Fundamentals of Working with Remote Teams

Working with remote software development team operating nearshore or offshore you as the Client take a number of commitments. They, just to name a few, are:
1. You commit to devoting a specific time to communicating with your team. What you may have not tracked in the office with your inhouse people (chit-chat at the coffee machine or during the break) will count with your remote team – if you do not hop on a call (or flight) the conversation will not happen.
2. You commit to understanding that while your nearshore team is likely to share your loyalty and love to the Company of yours, they are physically located in another country and this location defines their needs and expectations to what is considered obvious and solved locally to you. These needs may be anything from preferred food to the lunch schedule to have that food. These needs may be resulting into additional medical insurance that your HQ does not need – just because your state health services are so good and do not require a private healthcare extension.
3. You commit to building a relationship with your Vendor where you may 100% be sure they (Vendor) will be an augmentation of your management style, your management decisions. But this will only come if you will be building that, at least your part of it.
Hiring a remote software development team having 40% in cuts of your ownership expenses has its flip side of the coin.
Your team’s expense will grow faster than what your local team would have costed you extra.
An annual raise of 2.32% you make to your local hire may be in line with local benchmark.

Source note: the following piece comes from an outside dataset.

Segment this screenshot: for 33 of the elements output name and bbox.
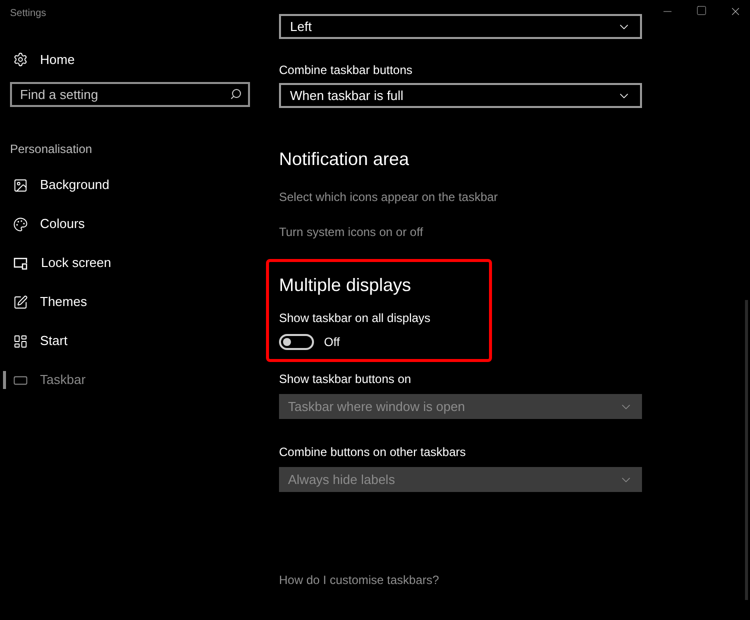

And may bring your annual expense from lets say 100k to 103k.
An annual raise of 2.32% may be not enough for the hire done nearshore or offshore. As their local market benchmark may be less steady than your local labor market. And the raise they may have expected could be from 30k annually to 33k. Same 3k as for local. But not 2.32% anymore, it’s a whole 10%, eh?
This concept understanding is fundamental to working with remote hires off your country.
While I always insist for best performance they need to be treated exactly as your onsite inhouse people, these remote people motivation can never be “copied” from what you typically do onsite. In most cases this won’t work, as going nearshore you not only extend your hiring geography but you also benefit from number of things different from your own local labor market. Such as, cost of team ownership, quantity/quality of the talent, employment legal constraints, and so on. That difference made you come out of your local market. And that difference will result into else differences in how the teams will be working effectively vs what you would have locally.
Your vendor should know this all better than you. They work with dozens of clients, various size & industries. They face these questions more or less monthly, and they have answers.